DeKalb County School District selected Lakeside High School and its projected 2,100 students to join four other schools in a pilot program to place 20 walkthrough metal detectors throughout the district.

In a survey of 107 students over half thought security was something to address at Lakeside, but there were many questions raised about the practicality and logistics of metal detectors at LHS. One recurring question was where the metal detectors would go at Lakeside. There are over 20 entrances at Lakeside and some students felt that the placement of the detectors would not change security situation at Lakeside, but possibly make it worse. “If this program does actually make it to the fall, I think people in the trailers are going to have a harder time because if they have to go the through the detector every time they go inside, they could be late just for trying to get to class,” said junior Marissa Bryce.

According to the National Criminal Justice Reference Service (NCJRS), if a student prepares to go through the detector and their items don’t trigger it, the average processing time is less than ten seconds. On the other hand, if a student does not prepare to walk through, the processing time can range

from three to five minutes.

This does not delay of waiting to be scanned or the possibility of a student’s items triggering the metal detectors. When freshman Jamie Scott saw this data he said, “I don’t believe Lakeside’s safety will improve from these metal detectors. This just feels like a quick response to safer schools instead of planning out a more elaborate response to a big issue.”

The district decided to implement these changes at the beginning of the second semester when an individual brought a gun to Martin Luther King Jr. High School in January. According to an interview with WSB-TV, Deputy School Superintendent Vasanne Tinsley said the district realized change was necessary after the nation had at least 15 school-related gun incidents since the start of 2018. The schools received upgraded security systems and cameras. They enhanced web filters for DCSD technology to alert district officials if a Google searches involves words that pose a threat to the school environment. Some trigger words for the filter include bombs, suicide, murder, guns, and kill. Future school buildings may include roll-down doors that will help to increase security if a non-authorized individual enters the school premises.
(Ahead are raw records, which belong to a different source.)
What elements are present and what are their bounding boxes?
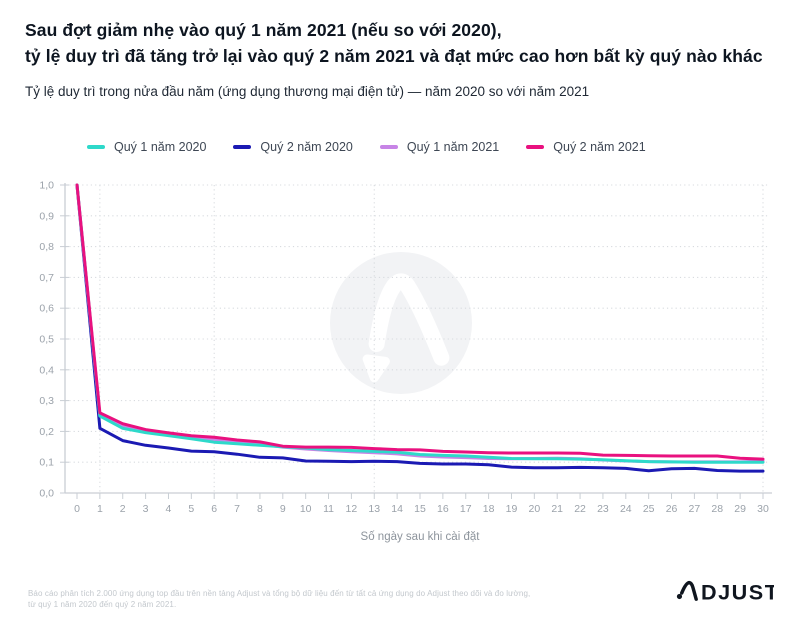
- x-tick-label: 8: [257, 503, 263, 515]
- chart-legend: Quý 1 năm 2020 Quý 2 năm 2020 Quý 1 năm 20…: [87, 140, 646, 154]
- x-tick-label: 24: [620, 503, 632, 515]
- y-tick-label: 0,6: [39, 303, 54, 315]
- y-tick-label: 0,2: [39, 426, 54, 438]
- x-tick-label: 17: [460, 503, 472, 515]
- legend-item-3: Quý 1 năm 2021: [379, 140, 500, 154]
- footnote-line1: Báo cáo phân tích 2.000 ứng dụng top đầu…: [28, 589, 531, 598]
- legend-label: Quý 2 năm 2020: [260, 140, 353, 154]
- legend-label: Quý 1 năm 2020: [114, 140, 207, 154]
- x-tick-label: 27: [689, 503, 701, 515]
- x-tick-label: 16: [437, 503, 449, 515]
- y-tick-label: 1,0: [39, 180, 54, 192]
- x-tick-label: 25: [643, 503, 655, 515]
- x-tick-label: 6: [211, 503, 217, 515]
- x-axis-label: Số ngày sau khi cài đặt: [361, 531, 481, 543]
- legend-item-4: Quý 2 năm 2021: [526, 140, 646, 154]
- x-tick-label: 0: [74, 503, 80, 515]
- x-tick-label: 20: [528, 503, 540, 515]
- y-tick-label: 0,4: [39, 364, 54, 376]
- x-tick-label: 22: [574, 503, 586, 515]
- series-line-2-qu-2-n-m-2020: [75, 183, 765, 473]
- series-line-1-qu-1-n-m-2020: [75, 183, 765, 464]
- footnote-line2: từ quý 1 năm 2020 đến quý 2 năm 2021.: [28, 600, 177, 609]
- legend-swatch: [379, 145, 398, 149]
- x-tick-label: 2: [120, 503, 126, 515]
- y-tick-label: 0,9: [39, 210, 54, 222]
- y-tick-label: 0,8: [39, 241, 54, 253]
- x-tick-label: 9: [280, 503, 286, 515]
- adjust-watermark-icon: [330, 252, 472, 394]
- x-tick-label: 14: [391, 503, 403, 515]
- x-tick-label: 4: [166, 503, 172, 515]
- legend-swatch: [526, 145, 545, 149]
- legend-swatch: [233, 145, 252, 149]
- x-tick-label: 30: [757, 503, 769, 515]
- x-tick-label: 29: [734, 503, 746, 515]
- legend-label: Quý 1 năm 2021: [406, 140, 500, 154]
- legend-label: Quý 2 năm 2021: [553, 140, 646, 154]
- x-tick-label: 1: [97, 503, 103, 515]
- x-tick-label: 15: [414, 503, 426, 515]
- x-tick-label: 3: [143, 503, 149, 515]
- retention-chart-svg: 0,00,10,20,30,40,50,60,70,80,91,00 1 2 3 4 5 6…: [39, 180, 772, 543]
- y-tick-label: 0,0: [39, 488, 54, 500]
- x-tick-label: 21: [551, 503, 563, 515]
- retention-line-chart: 0,0 0,1 0,2 0,3 0,4 0,5 0,6 0,7 0,8 0,9 1,0 0 1 2 3 4 5 6…: [0, 168, 800, 556]
- x-tick-label: 26: [666, 503, 678, 515]
- y-tick-label: 0,1: [39, 457, 54, 469]
- x-tick-label: 18: [483, 503, 495, 515]
- legend-item-1: Quý 1 năm 2020: [87, 140, 206, 154]
- axes: 0,00,10,20,30,40,50,60,70,80,91,00 1 2 3 4 5 6…: [39, 180, 772, 515]
- adjust-wordmark-icon: DJUST: [676, 580, 778, 605]
- logo-text: DJUST: [701, 580, 774, 605]
- page-title-line1: Sau đợt giảm nhẹ vào quý 1 năm 2021 (nếu…: [25, 20, 502, 40]
- y-tick-label: 0,3: [39, 395, 54, 407]
- x-tick-label: 13: [368, 503, 380, 515]
- y-tick-label: 0,5: [39, 334, 54, 346]
- x-tick-label: 23: [597, 503, 609, 515]
- x-tick-label: 5: [188, 503, 194, 515]
- chart-subtitle: Tỷ lệ duy trì trong nửa đầu năm (ứng dụn…: [25, 84, 590, 99]
- x-tick-label: 11: [323, 503, 334, 515]
- x-tick-label: 7: [234, 503, 240, 515]
- y-tick-label: 0,7: [39, 272, 54, 284]
- page-title-line2: tỷ lệ duy trì đã tăng trở lại vào quý 2 …: [25, 46, 763, 66]
- x-tick-label: 19: [506, 503, 518, 515]
- legend-swatch: [87, 145, 105, 149]
- legend-item-2: Quý 2 năm 2020: [233, 140, 353, 154]
- x-tick-label: 12: [346, 503, 358, 515]
- series-line-4-qu-2-n-m-2021: [75, 183, 765, 461]
- adjust-logo: DJUST: [676, 577, 778, 610]
- x-tick-label: 28: [711, 503, 723, 515]
- x-tick-label: 10: [300, 503, 312, 515]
It’s Time for a Check: DeKalb Schools Police has hired two K-9 units to improve school safety. They have performed three random searches in DeKalb this year, including one at Lakeside in January.

Photo courtesy of: WSB-TV


The district will start the program in the fall by placing 4 metal detectors at one high school site per region. Cross Keys High School (Region 1), Stone Mountain High School (Region 3), Martin Luther King Jr. High School (Region 4) and Towers High School (Region 5) will also participate in the program. The program will cost the school district $150,000 and the schools for each region were chosen by instances of weapons, drugs, fights, and gang activity.